Irradiation of 1-(m-nitrophenyl) -5,5-dimethyl-1,3-hexadiyne (m-NDHD) in 5% sulfuric acid gives two hydration products (allenyl ketone and β-dicarbonyl compound). The photohydration of pure allenyl ketone compound gives the β-dicarbonyl compound, supporting that allenyl ketone compound is a primary photoproduct which yields β-dicarbonyl compound on further hydration. The photohydration of m-NDHD at 5℃ gives only a primary product, suggesting that the secondary hydration reaction is a thermal process.
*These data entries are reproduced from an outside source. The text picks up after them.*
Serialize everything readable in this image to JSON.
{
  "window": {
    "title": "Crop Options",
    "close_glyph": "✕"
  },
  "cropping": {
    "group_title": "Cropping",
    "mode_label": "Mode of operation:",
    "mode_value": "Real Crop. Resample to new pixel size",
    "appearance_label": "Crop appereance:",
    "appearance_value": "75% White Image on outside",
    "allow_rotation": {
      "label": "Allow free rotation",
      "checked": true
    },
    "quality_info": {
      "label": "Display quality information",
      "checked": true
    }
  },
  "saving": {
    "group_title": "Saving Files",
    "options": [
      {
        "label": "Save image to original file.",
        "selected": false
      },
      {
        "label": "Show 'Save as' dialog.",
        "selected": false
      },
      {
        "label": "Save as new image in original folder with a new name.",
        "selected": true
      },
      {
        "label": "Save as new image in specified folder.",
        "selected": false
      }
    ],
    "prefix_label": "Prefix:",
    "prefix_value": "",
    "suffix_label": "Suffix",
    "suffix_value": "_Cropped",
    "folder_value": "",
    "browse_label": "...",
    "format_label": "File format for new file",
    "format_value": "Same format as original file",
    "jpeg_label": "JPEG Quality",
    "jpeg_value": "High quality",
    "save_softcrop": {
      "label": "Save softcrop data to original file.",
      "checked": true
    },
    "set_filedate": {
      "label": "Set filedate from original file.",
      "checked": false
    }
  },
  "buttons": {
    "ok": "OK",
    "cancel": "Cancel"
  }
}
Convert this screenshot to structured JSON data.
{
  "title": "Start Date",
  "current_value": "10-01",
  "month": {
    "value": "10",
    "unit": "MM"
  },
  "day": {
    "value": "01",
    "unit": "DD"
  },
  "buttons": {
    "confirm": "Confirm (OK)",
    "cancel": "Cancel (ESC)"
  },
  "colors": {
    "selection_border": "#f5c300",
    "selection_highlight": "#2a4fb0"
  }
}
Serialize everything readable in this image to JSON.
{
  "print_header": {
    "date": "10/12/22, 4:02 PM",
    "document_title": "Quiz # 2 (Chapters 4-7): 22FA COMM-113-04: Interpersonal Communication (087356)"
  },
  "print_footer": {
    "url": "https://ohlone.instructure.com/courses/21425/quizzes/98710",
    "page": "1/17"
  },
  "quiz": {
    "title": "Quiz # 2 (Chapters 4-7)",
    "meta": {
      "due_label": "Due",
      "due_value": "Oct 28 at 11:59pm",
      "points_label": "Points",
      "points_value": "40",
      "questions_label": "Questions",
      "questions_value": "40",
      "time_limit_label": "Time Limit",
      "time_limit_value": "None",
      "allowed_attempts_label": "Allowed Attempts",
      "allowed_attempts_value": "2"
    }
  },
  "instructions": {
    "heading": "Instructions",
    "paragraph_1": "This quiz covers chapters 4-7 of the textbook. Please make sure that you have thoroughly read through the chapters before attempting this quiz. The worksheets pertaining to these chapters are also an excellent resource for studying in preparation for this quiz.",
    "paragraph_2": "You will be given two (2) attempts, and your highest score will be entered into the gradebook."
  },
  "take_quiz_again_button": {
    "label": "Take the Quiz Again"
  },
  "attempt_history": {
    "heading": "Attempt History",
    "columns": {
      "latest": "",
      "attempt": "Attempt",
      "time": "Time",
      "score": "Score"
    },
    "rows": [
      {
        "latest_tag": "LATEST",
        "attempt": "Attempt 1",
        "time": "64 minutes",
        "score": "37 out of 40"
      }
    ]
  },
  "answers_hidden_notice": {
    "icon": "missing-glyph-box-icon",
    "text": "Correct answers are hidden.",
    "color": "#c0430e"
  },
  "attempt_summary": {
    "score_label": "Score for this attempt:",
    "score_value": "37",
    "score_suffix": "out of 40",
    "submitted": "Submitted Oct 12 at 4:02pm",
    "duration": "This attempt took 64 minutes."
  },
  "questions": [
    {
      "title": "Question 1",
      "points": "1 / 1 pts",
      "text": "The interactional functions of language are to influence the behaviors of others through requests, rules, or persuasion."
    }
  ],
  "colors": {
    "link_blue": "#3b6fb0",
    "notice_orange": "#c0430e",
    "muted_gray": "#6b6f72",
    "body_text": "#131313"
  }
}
The oxygen effect on the photohydration of m-NDHD indicates that the triplet excited states are involved in the rate-limiting step of photohydration of m-NDHD. The photohydration quantum yields as a fuction of acidity show the maximum efficiency at $H_0=-0.6$, indicating that the mechanism is the same as the phohydration of p-NDHD.
The photohydration of m-NDHD gives only the protonation product at $C_1$ carbon, and allenyl ketone is obtained as the hydration product. On the other hand, the thermal hydration of m-NDHD gives the acetylenyl ketone as the primary hydration product which is protonated at $C_4$ carbon. These results may be due to the enhanced electron withdrawing effect in the excited state of m-NDHD.
In comparison of p-NDHD with m-NDHD, photohydration of p-NDHD gives two photoproducts while only one photoproduct is obtained in m-NDHD. The results indicate that the electron withdrawing effect of m-NDHD is larger than that of p-NDHD. The effect is called as the meta effect.
Photoreaction of o-NDHD gives no photohydration product but the photocyclization product. Oxygen does not have any effect on the photoreaction of o-NDHD indicating that photocyclization proceeds via the singlet excited state. The UV spectral change as a function of irradiation time was monitored, and the logarithm of absorbance of remaining o-NDHD versus irradiation time shows linear plot. The result indicates that the reaction is a first-order reaction. A plausible mechanism involving radical intermediates is proposed.